A) Signification du verbe «supporter»

Plusieurs verbes grecs peuvent se traduire en français par le mot «supporter». Le verbe qui nous intéresse, cependant, est celui qui se trouve en Éphésiens 4.2, verset dans lequel il est question du thème les uns les autres. Il s’agit du verbe anéchomai. Aussi lisons-nous:

Je vous exhorte donc, moi, le prisonnier dans le Seigneur, à marcher d’une manière digne de la vocation qui vous a été adressée, en toute humilité et douceur, avec patience. Supportez-vous les uns les autres avec amour, en vous efforçant de conserver l’unité de l’Esprit par le lien de la paix (Ep 4.1-3).

Ce verbe faisait originellement partie du langage militaire. Il signifiait alors: supporter la pression de l’ennemi, en particulier lorsque les attaques se font nombreuses et qu’il faut résister pour ne pas être vaincu ni abattu.

Dans le grec non biblique, ce même verbe a le sens de «retenir», «persévérer», «supporter».

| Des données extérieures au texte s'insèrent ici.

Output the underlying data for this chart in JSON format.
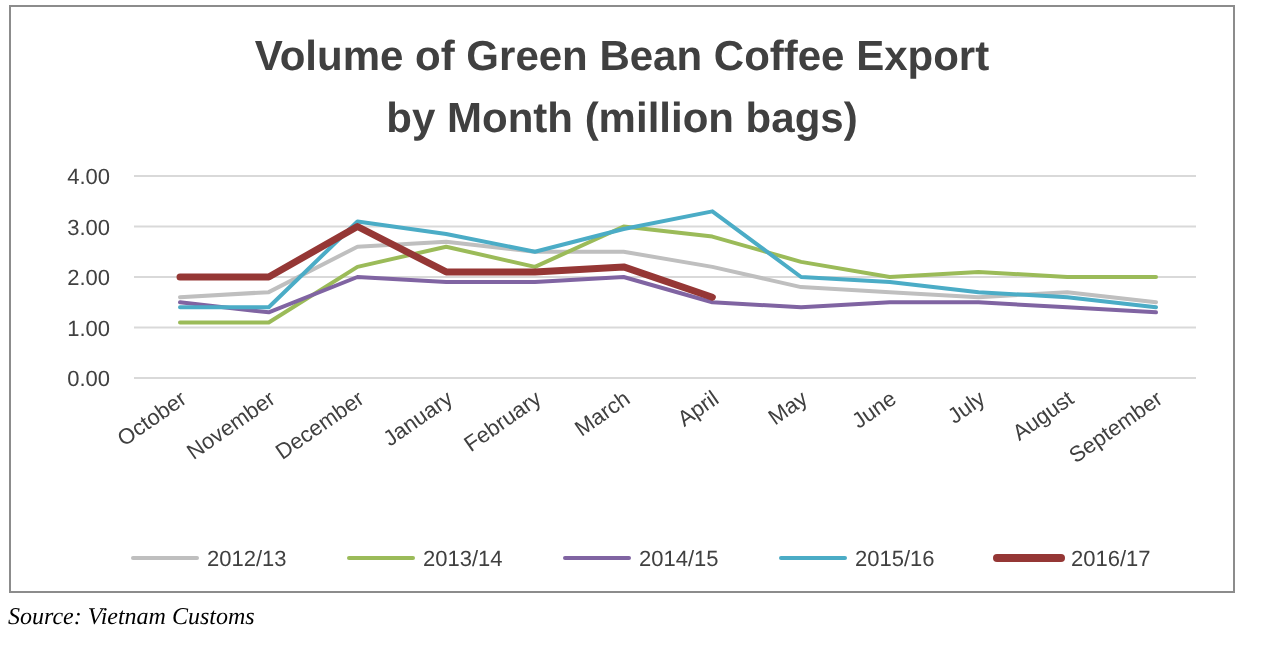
{
  "chart_data": {
    "type": "line",
    "title": "Volume of Green Bean Coffee Export",
    "subtitle": "by Month (million bags)",
    "categories": [
      "October",
      "November",
      "December",
      "January",
      "February",
      "March",
      "April",
      "May",
      "June",
      "July",
      "August",
      "September"
    ],
    "series": [
      {
        "name": "2012/13",
        "color": "#bfbfbf",
        "values": [
          1.6,
          1.7,
          2.6,
          2.7,
          2.5,
          2.5,
          2.2,
          1.8,
          1.7,
          1.6,
          1.7,
          1.5
        ]
      },
      {
        "name": "2013/14",
        "color": "#9bbb59",
        "values": [
          1.1,
          1.1,
          2.2,
          2.6,
          2.2,
          3.0,
          2.8,
          2.3,
          2.0,
          2.1,
          2.0,
          2.0
        ]
      },
      {
        "name": "2014/15",
        "color": "#8064a2",
        "values": [
          1.5,
          1.3,
          2.0,
          1.9,
          1.9,
          2.0,
          1.5,
          1.4,
          1.5,
          1.5,
          1.4,
          1.3
        ]
      },
      {
        "name": "2015/16",
        "color": "#4bacc6",
        "values": [
          1.4,
          1.4,
          3.1,
          2.85,
          2.5,
          2.95,
          3.3,
          2.0,
          1.9,
          1.7,
          1.6,
          1.4
        ]
      },
      {
        "name": "2016/17",
        "color": "#953735",
        "values": [
          2.0,
          2.0,
          3.0,
          2.1,
          2.1,
          2.2,
          1.6,
          null,
          null,
          null,
          null,
          null
        ]
      }
    ],
    "ylim": [
      0,
      4
    ],
    "yticks": [
      {
        "value": 0,
        "label": "0.00"
      },
      {
        "value": 1,
        "label": "1.00"
      },
      {
        "value": 2,
        "label": "2.00"
      },
      {
        "value": 3,
        "label": "3.00"
      },
      {
        "value": 4,
        "label": "4.00"
      }
    ],
    "grid": "y",
    "legend": "bottom",
    "marker": "none",
    "line_style": "solid",
    "annotations": [
      "Source: Vietnam Customs"
    ]
  }
}
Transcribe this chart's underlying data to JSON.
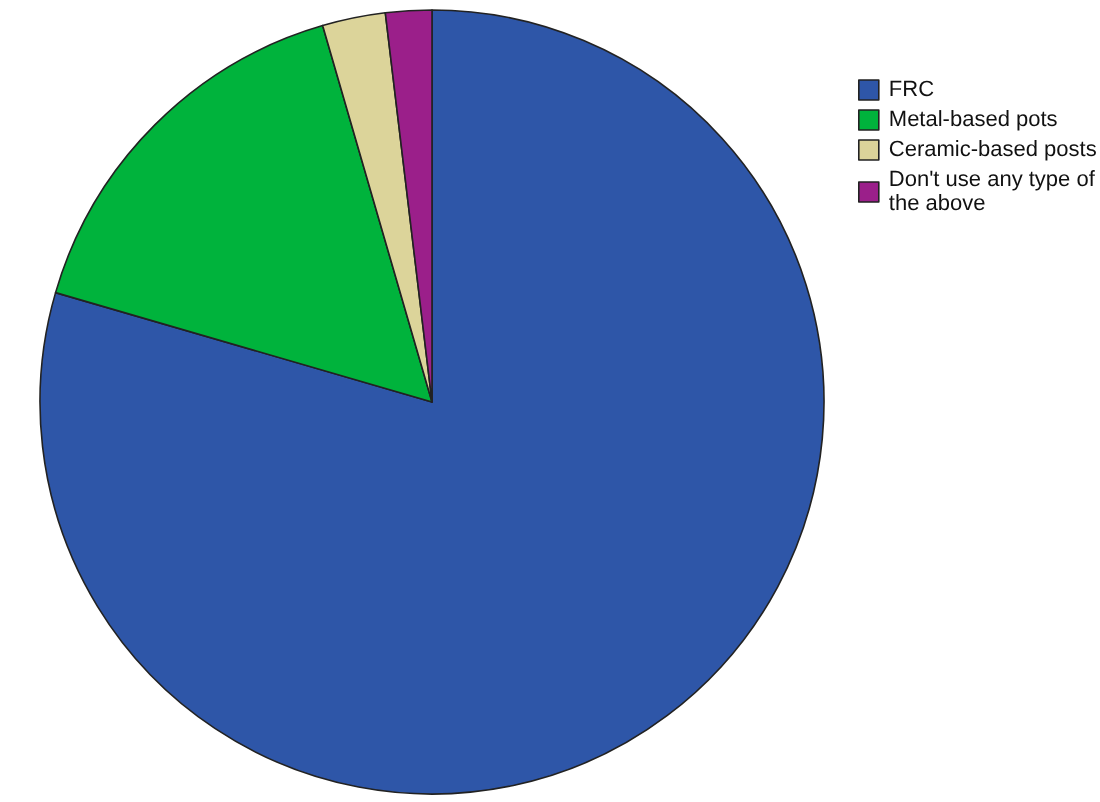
{
  "chart_data": {
    "type": "pie",
    "categories": [
      "FRC",
      "Metal-based pots",
      "Ceramic-based posts",
      "Don't use any type of the above"
    ],
    "values": [
      79.5,
      16.0,
      2.6,
      1.9
    ],
    "colors": [
      "#2e56a8",
      "#00b33c",
      "#dcd49a",
      "#9b1f8a"
    ],
    "legend": "top right"
  }
}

Dans la Septante, c’est-à-dire la version grecque de l’Ancien Testament, il est utilisé «quand on se retient de faire une action qui essaie de nous pousser en avant». Dans notre contexte contemporain, l’exemple qui illustre bien la signification de ce verbe est celui d’un parent dont l’enfant a fait une bêtise: au lieu d’asséner une taloche impulsive à la figure de son gamin, ce parent se retient de le frapper, il supporte la situation et ne se laisse pas gouverner par ses émotions.

Anéchomai signifie donc:

a) Refuser d’abandonner la partie quand la pression exercée sur nous devient de plus en plus vive, comme l’exprime très bien l’exemple des soldats sous le feu de l’ennemi. On parle alors d’endurance.

b) Mais c’est également l’idée de maîtrise de soi: supporter, c’est être maître de ses émotions et actions; c’est se retenir de porter un geste que nous serions impulsivement tentés de commettre.

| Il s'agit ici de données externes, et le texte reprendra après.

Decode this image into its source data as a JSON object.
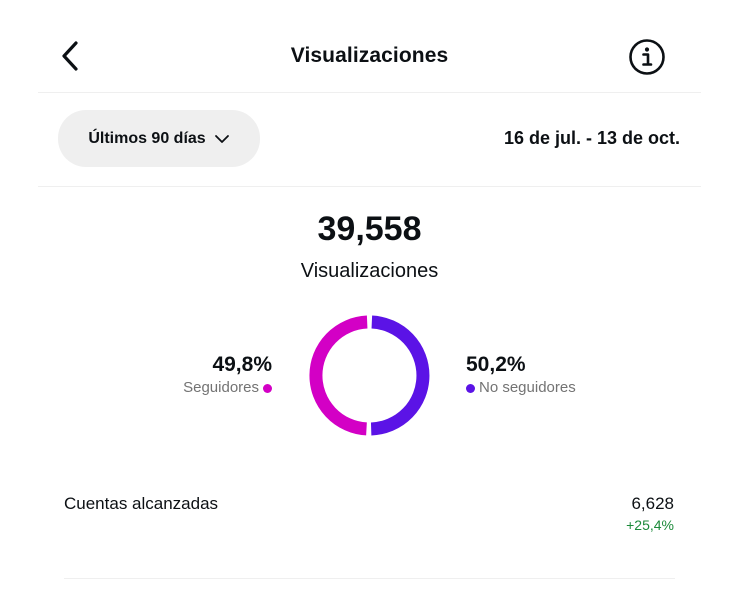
{
  "header": {
    "title": "Visualizaciones",
    "back_icon": "chevron-left-icon",
    "info_icon": "info-circle-icon"
  },
  "filter": {
    "range_label": "Últimos 90 días",
    "dropdown_icon": "chevron-down-icon",
    "date_range": "16 de jul. - 13 de oct."
  },
  "summary": {
    "total": "39,558",
    "label": "Visualizaciones"
  },
  "breakdown": {
    "followers": {
      "percent": "49,8%",
      "label": "Seguidores",
      "value": 49.8,
      "color": "#d300c5"
    },
    "non_followers": {
      "percent": "50,2%",
      "label": "No seguidores",
      "value": 50.2,
      "color": "#5b13e6"
    }
  },
  "metrics": {
    "accounts_reached": {
      "label": "Cuentas alcanzadas",
      "value": "6,628",
      "change": "+25,4%",
      "change_color": "#1c8a3a"
    }
  }
}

B) Emplois du verbe anéchomai dans le Nouveau Testament

Dans quels contextes le verbe anéchomai est-il employé dans le Nouveau Testament?

1) Dans les évangiles

Jésus s’est servi de ce verbe pour marquer son exclamation face à ses disciples incrédules qui n’étaient pas parvenus à venir au secours d’un enfant possédé d’un démon:

Jésus répondit: Race incrédule et perverse, jusques à quand serai-je avec vous? Jusques à quand vous supporterai-je? Amenez-le-moi ici (Mt 17.17; voir également Mc 9.19; Lc 9.41).

2) Dans les lettres de Paul

L’apôtre Paul emploie ce verbe pour parler de l’attitude adoptée par les croyants qui sont persécutés. Nous avons l’exemple de Paul et ses compagnons d’œuvre ainsi que celui des membres de l’Église de Thessalonique:

Jusqu’à cette heure, nous sommes exposés à la faim, à la soif, au dénuement, aux coups, à une vie errante; nous nous fatiguons à travailler de nos propres mains; insultés, nous bénissons; persécutés, nous supportons (1 Co 4.11-12).

Aussi nous glorifions-nous de vous dans les Églises de Dieu à cause de votre persévérance et de votre foi, dans toutes vos persécutions et les afflictions que vous supportez (2 Th 1.4).

Paul utilise ce même verbe pour parler des hommes qui, à un certain temps de l’avenir, ne supporteront plus la saine doctrine:

Car il viendra un temps où les hommes ne supporteront plus la saine doctrine; mais au gré de leurs propres désirs, avec la démangeaison d’écouter, ils se donneront maîtres sur maîtres (2 Ti 4.3).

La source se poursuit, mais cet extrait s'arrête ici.